Tahric bilgisi: (İbn Ebi Ömer)

 

 

 

4331. Ebu Osman anlatıyor: Resulullah (Sallallahu aleyhi ve Sellem) hendeğe kazmayı vurup şöyle buyurdu: "Bismillah dedik ve onunla başladık. Eğer ondan başkasına ibadet etsek bahtsız olurduk. O ne güzel rabdır ve dini ne güzel dindir!"

 

Tahric bilgisi: (el-Haris)

 

 

 

4332. İbn Tavus, babasından naklediyor: Resulullah (Sallallahu aleyhi ve Sellem) Hendek günü şöyle buyurdu: "Ey Allahım! Ahiret hayatından başka hayat yoktur. Ensar ve muhacirlere merhamet et. Adi ve Kare kabilelerine lanet et. Taşları taşımayı onlar bize mecbur etti. "

 

Tahric bilgisi: (el-Haris)

 

 

 

4333. Abdullah b. Amr anlatıyor: Resulullah (Sallallahu aleyhi ve Sellem) Medine'nin etrafına Hendek kazılmasını emretti. Hendek kazma esnasında bazı kimseler Resulullah'ın (Sallallahu aleyhi ve Sellem) yanına gelip büyük bir kayaya rastladıklarını ve onu parçalayamadıklarını söylediler. Allah'ın Resulü (Sallallahu aleyhi ve Sellem) kalktı, biz de onunla birlikte kalktık. Kazmayı aldı ve hiç kimseden işitmediğim bir ses ile kayaya vurarak: "Allahu ekber! Perslerin memleketi feth olundu!" dedi. Sonra aynı şekilde bir defa daha vurdu ve: "Allahu ekber! Bizanslıların memleketi feth olundu!" dedi. Sonra aynı şekilde üçüncü defa vurdu ve: "Allahu ekber!

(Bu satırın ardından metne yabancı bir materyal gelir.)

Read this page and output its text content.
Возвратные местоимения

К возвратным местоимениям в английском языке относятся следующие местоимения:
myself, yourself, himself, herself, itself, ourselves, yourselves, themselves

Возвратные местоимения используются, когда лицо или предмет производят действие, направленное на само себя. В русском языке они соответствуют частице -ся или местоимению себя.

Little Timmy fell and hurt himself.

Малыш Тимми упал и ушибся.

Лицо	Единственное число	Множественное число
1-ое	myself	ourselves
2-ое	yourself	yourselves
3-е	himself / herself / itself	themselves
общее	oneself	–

Allah Himyer kabilesini bize dost ve yardımcı olarak gönderdi" buyurdu.

 

Tahric bilgisi: (el-Haris)

 

 

 

4334. Urve der ki: Resulullah (Sallallahu aleyhi ve Sellem) soğuk bir Ahzab (Hendek) gecesinde Zübeyr'i bir adamla kafirlerin yanına gönderdi. Onlar da kafirlerin durumunu öğrenip Resulullah'a (Sallallahu aleyhi ve Sellem) bildirdiler. Allah'ın Resulü (Sallallahu aleyhi ve Sellem) Ümmü Seleme'nin peştemaline bürünmüştü. Onları da peştemalin arasına aldı. Resulullah (Sallallahu aleyhi ve Sellem) Ümmü Seleme'yi kendisine yanaştırdı.

 

Tahric bilgisi: (İshak) Derim ki: Bu, mürsel ve sahih senedli bir rivayettir. Araştırılsın.

 

 

 

4335. İkrime şöyle dedi: Resulullah (Sallallahu aleyhi ve Sellem) Havvat b. Cübeyr'i Benu Kurayza'yı (İslam'a davete) çağırması için gönderdi. Onlar ise şöyle dediler: "Bizler, iki kanadı olan, fakat kanatlarından birisi kopup diğeri kalan kişi gibiyiz." Böyle söyleyerek Resulullah (Sallallahu aleyhi ve Sellem)'in davetini kabul etmediler.

 

Tahric bilgisi: (Müsedded) Hadis mürseldir, isnadı sahihtir.

 

 

 

4336. Abdullah b. Yezid anlatıyor: Kurayza günü Resulullah onlara: "Bana efendinizi çağırın ki müttefikleri hakkında hüküm versin' dedi. Bununla Sa'd b. Ubade'yi kastediyordu. Sa'd geldi. Resulullah (Sallallahu aleyhi ve Sellem) ona: "Bunlar hakkında hüküm ver" dedi. Sa'd: "Ya Resulallah! bunlar hakkında Allah'ın hükmünü bulamamaktan korkuyorum" dedi. Resulullah (Sallallahu aleyhi ve Sellem): "Onlar hakkında bir hüküm ver" dedi. Sa'd hüküm verdikten sonra Allah'ın Resulü (Sallallahu aleyhi ve Sellem): "İşte sen, Allah ve Resulünün hükmüne isabet ettin " buyurdu.

 

Tahric bilgisi: (Ebü Ya'la) İsnadında iki zayıf ravi olan Cabir ve Süfyan vardır.

 

 

 

4337. Amir b. Sa'd, babasından naklediyor: "Sa'd b. Muaz, Benu Kurayza günü eli silah tutanların (esirlerin) öldürülmesi hükmünü verdi. Resulullah Sa'd'a: "Sen, Allah'ın onlar hakkında yedi kat sema üzerinden verdiği hükme isabet ettin" dedi.

 

Tahric bilgisi: (el-Haris)

 

 

 

4338. Ümmü Seleme şöyle dedi: Resulullah'ın (Sallallahu aleyhi ve Sellem) Hendek günü ashabına kerpiç verirken saçı toz içerisinde idi. Şöyle diyordu: "Allahım! Hayır ancak ahiret hayrı, sen affet Muhacir ve Ensar'ı."

 

Tahric bilgisi: {Ebü Ya'la)

 

 

 

4339. Ebu Avn aynı manada bir hadis rivayet etti. Ancak ilki daha detaylıdır. Safiyye validemizin fazileti konusunda da bir kıssa geçmişti.